Google wants to help you harness the power of the sun. A new service called Project Sunroof aims to provide a “treasure map” of solar energy with the help of Google Maps. Sunroof gives homeowners…
Sourced through Scoop.it from: www.theverge.com
If I was to build a new house today, I would probably put solar panels in by default, because the cost of doing it as part of the build would be more economical than retrofitting and the house electrical system could be set up to maximize the use of any power generated.
The reason I haven’t retrofitted solar panels is largely because the power companies are still so profit focused that they don’t see the benefit of consumers having their own infrastructure and are not obliged by law to allow consumers to feed back into the grid and those that do pay something, I’m told, pay so little in feed-in tariffs that connecting to the grid doesn’t offer any payback. I’ve been told this at home shows by sales people whose job it is to sell systems such as solar power for water and home heating. I appreciate their integrity but am very disappointed by the position of our Government and the power companies.

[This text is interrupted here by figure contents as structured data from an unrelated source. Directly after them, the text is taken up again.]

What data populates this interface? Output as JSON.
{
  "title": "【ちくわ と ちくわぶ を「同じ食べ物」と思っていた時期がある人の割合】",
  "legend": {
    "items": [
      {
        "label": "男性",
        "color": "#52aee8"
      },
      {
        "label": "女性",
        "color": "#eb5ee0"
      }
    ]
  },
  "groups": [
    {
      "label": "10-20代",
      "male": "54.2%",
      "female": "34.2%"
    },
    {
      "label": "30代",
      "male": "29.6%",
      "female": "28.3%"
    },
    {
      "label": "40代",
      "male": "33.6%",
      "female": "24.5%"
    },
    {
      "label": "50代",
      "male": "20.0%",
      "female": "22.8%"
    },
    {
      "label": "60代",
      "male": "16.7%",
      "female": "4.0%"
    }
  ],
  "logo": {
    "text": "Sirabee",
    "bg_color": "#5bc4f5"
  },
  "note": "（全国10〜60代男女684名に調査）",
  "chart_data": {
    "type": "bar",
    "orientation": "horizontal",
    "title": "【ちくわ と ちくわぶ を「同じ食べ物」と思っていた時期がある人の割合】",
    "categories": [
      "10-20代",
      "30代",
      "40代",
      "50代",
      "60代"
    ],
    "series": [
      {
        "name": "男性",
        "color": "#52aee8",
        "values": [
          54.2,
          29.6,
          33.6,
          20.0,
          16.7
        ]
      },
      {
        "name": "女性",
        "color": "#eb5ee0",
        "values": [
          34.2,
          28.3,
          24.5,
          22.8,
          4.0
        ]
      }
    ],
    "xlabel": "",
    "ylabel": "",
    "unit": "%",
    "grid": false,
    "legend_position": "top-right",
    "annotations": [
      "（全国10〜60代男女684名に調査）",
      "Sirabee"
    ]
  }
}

The irony of this for clean green New Zealand is that one day they will need consumers to provide power to the grid if we want to honor our commitments to being clean and green, especially as our population continues to grow.
If the El Nino weather forecast is right, we will be having a late but long dry summer, great for generating clean electricity.
I’m keen to check out this service and do the sums, but I think the payback down-under will be about the same as the design life of the products currently on the market. It’s a shame when we call ourselves clean and green, that in cases like this, other parts of the world are leaving us in their wake when it comes to this obvious solution.
I’ll report back when I have the sums.